Second, we showed that differences in consumers’ individual perceptions of a company’s CSR activities are relevant in evaluating CSR activities. In general, consumers with low involvement in CSR perceive high authenticity when the level of CSR-related advertisements is high, whereas high CSR involvement has a low impact on customers’ evaluation of corporate suitability. In particular, contrary to previous studies that showed negative results with regard to CSR conformance, mainly focusing on the level of conformity [5
], our study showed that CSR activity is assessed differently according to the degree of consumer involvement in the CSR activity.

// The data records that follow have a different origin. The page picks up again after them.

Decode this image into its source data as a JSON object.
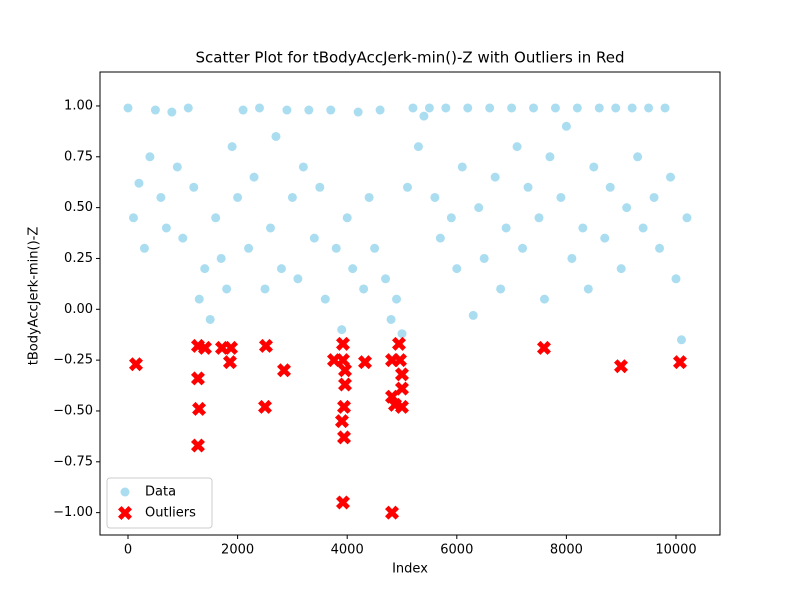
{
  "chart_data": {
    "type": "scatter",
    "title": "Scatter Plot for tBodyAccJerk-min()-Z with Outliers in Red",
    "x_label": "Index",
    "y_label": "tBodyAccJerk-min()-Z",
    "xlim": [
      -511,
      10803
    ],
    "ylim": [
      -1.11,
      1.167
    ],
    "xticks": [
      0,
      2000,
      4000,
      6000,
      8000,
      10000
    ],
    "yticks": [
      {
        "value": 1,
        "label": "1.00"
      },
      {
        "value": 0.75,
        "label": "0.75"
      },
      {
        "value": 0.5,
        "label": "0.50"
      },
      {
        "value": 0.25,
        "label": "0.25"
      },
      {
        "value": 0,
        "label": "0.00"
      },
      {
        "value": -0.25,
        "label": "−0.25"
      },
      {
        "value": -0.5,
        "label": "−0.50"
      },
      {
        "value": -0.75,
        "label": "−0.75"
      },
      {
        "value": -1,
        "label": "−1.00"
      }
    ],
    "legend": "lower left",
    "series": [
      {
        "name": "Data",
        "color": "#87ceeb",
        "marker": "circle",
        "x": [
          0,
          100,
          200,
          300,
          400,
          500,
          600,
          700,
          800,
          900,
          1000,
          1100,
          1200,
          1300,
          1400,
          1500,
          1600,
          1700,
          1800,
          1900,
          2000,
          2100,
          2200,
          2300,
          2400,
          2500,
          2600,
          2700,
          2800,
          2900,
          3000,
          3100,
          3200,
          3300,
          3400,
          3500,
          3600,
          3700,
          3800,
          3900,
          4000,
          4100,
          4200,
          4300,
          4400,
          4500,
          4600,
          4700,
          4800,
          4900,
          5000,
          5100,
          5200,
          5300,
          5400,
          5500,
          5600,
          5700,
          5800,
          5900,
          6000,
          6100,
          6200,
          6300,
          6400,
          6500,
          6600,
          6700,
          6800,
          6900,
          7000,
          7100,
          7200,
          7300,
          7400,
          7500,
          7600,
          7700,
          7800,
          7900,
          8000,
          8100,
          8200,
          8300,
          8400,
          8500,
          8600,
          8700,
          8800,
          8900,
          9000,
          9100,
          9200,
          9300,
          9400,
          9500,
          9600,
          9700,
          9800,
          9900,
          10000,
          10100,
          10200
        ],
        "values": [
          0.99,
          0.45,
          0.62,
          0.3,
          0.75,
          0.98,
          0.55,
          0.4,
          0.97,
          0.7,
          0.35,
          0.99,
          0.6,
          0.05,
          0.2,
          -0.05,
          0.45,
          0.25,
          0.1,
          0.8,
          0.55,
          0.98,
          0.3,
          0.65,
          0.99,
          0.1,
          0.4,
          0.85,
          0.2,
          0.98,
          0.55,
          0.15,
          0.7,
          0.98,
          0.35,
          0.6,
          0.05,
          0.98,
          0.3,
          -0.1,
          0.45,
          0.2,
          0.97,
          0.1,
          0.55,
          0.3,
          0.98,
          0.15,
          -0.05,
          0.05,
          -0.12,
          0.6,
          0.99,
          0.8,
          0.95,
          0.99,
          0.55,
          0.35,
          0.99,
          0.45,
          0.2,
          0.7,
          0.99,
          -0.03,
          0.5,
          0.25,
          0.99,
          0.65,
          0.1,
          0.4,
          0.99,
          0.8,
          0.3,
          0.6,
          0.99,
          0.45,
          0.05,
          0.75,
          0.99,
          0.55,
          0.9,
          0.25,
          0.99,
          0.4,
          0.1,
          0.7,
          0.99,
          0.35,
          0.6,
          0.99,
          0.2,
          0.5,
          0.99,
          0.75,
          0.4,
          0.99,
          0.55,
          0.3,
          0.99,
          0.65,
          0.15,
          -0.15,
          0.45
        ]
      },
      {
        "name": "Outliers",
        "color": "#ff0000",
        "marker": "x",
        "x": [
          146,
          1277,
          1277,
          1296,
          1277,
          1405,
          1715,
          1880,
          1861,
          2518,
          2500,
          2847,
          3759,
          3923,
          3923,
          3960,
          3960,
          3942,
          3905,
          3942,
          3923,
          4325,
          4818,
          4818,
          4818,
          4945,
          4964,
          5000,
          5000,
          4872,
          5000,
          7591,
          8996,
          10073
        ],
        "values": [
          -0.27,
          -0.18,
          -0.34,
          -0.49,
          -0.67,
          -0.19,
          -0.19,
          -0.19,
          -0.26,
          -0.18,
          -0.48,
          -0.3,
          -0.25,
          -0.17,
          -0.25,
          -0.3,
          -0.37,
          -0.48,
          -0.55,
          -0.63,
          -0.95,
          -0.26,
          -0.25,
          -0.43,
          -1.0,
          -0.17,
          -0.25,
          -0.32,
          -0.39,
          -0.47,
          -0.48,
          -0.19,
          -0.28,
          -0.26
        ]
      }
    ]
  }
}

The managerial implications of this study are as follows. First, CSR activities are actively conducted in the recent marketing environment. In this activity, the company’s original activities and the importance of the fit of CSR activities can be identified and introduced into the marketing strategy. Therefore, in this study, we practically suggested that CSR activities and CSR-related advertisements fit the company’s activities. Specifically, companies should strive to increase the relevance between corporate or product image, and CSR activities when conducting CSR strategies. Moreover, they should adopt a strategy of more strategic positioning in consideration of the psychological mechanisms of consumers in selecting the targets and types of CSR activities.

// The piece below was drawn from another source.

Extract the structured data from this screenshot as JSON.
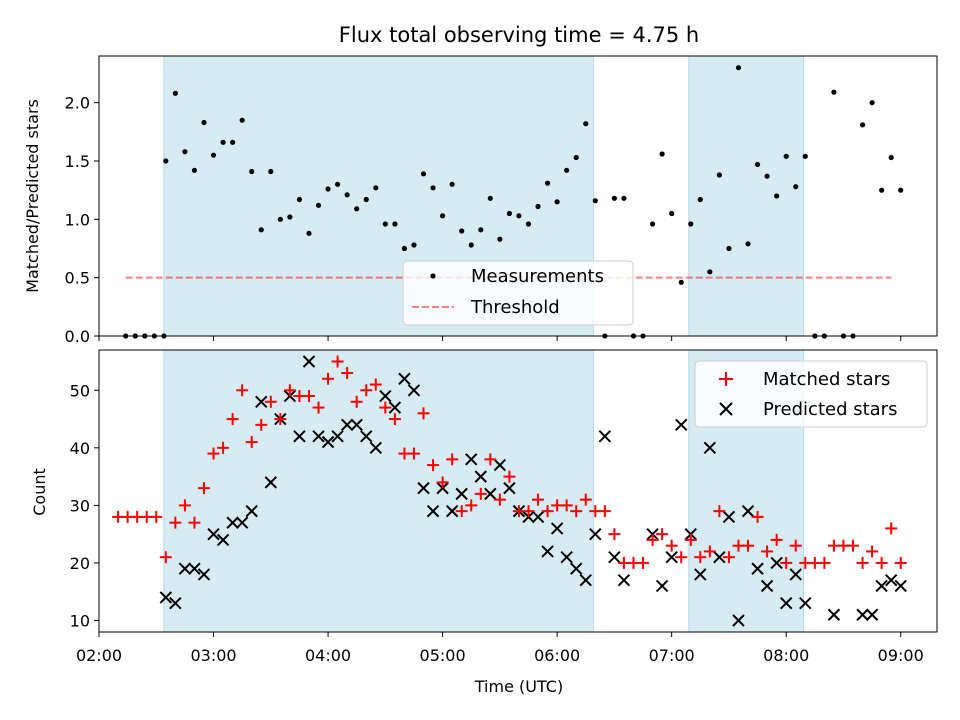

Second, through this study, it was confirmed that fit affects CSR authenticity according to how much consumers are usually involved in CSR activities. Based on this, we can suggest that consumer involvement in CSR should be considered when planning CSR-related marketing. Companies should focus on the individual interests of consumers in carrying out CSR activities and carry out more extensive CSR communication activities. More specifically, it is effective for companies to raise awareness of consumers’ genuineness by communicating in a way that clearly shows that there is a clear relationship between the company’s core activities and its CSR activities, targeting consumers who are not usually interested in CSR activities.
5.2. Limitations and Future Research Directions
The purpose of this study was to investigate the relationship between the factors influencing the evaluation of CSR activities in a three-dimensional manner by conducting experiments using scenario techniques. Nevertheless, this study has the following limitations. First, in this study, brand attitude was used as a dependent variable for consumers’ evaluation of CSR activities. In the future, it is necessary to analyze the actual effects of CSR activities by looking at the effect on actual sales and purchase points.
Subsequently, we need to expand our research on CSR fit and authenticity in various industries. This research studied airlines, a service area, and examined how CSR fit and authenticity influence brand attitudes in manufacturing and other service industries. A further examination may help to generalize the findings of this study. Finally, this study limited the subjects to university students. In future studies, it is necessary to generalize the study results by considering different age groups and social backgrounds in measuring CSR involvement.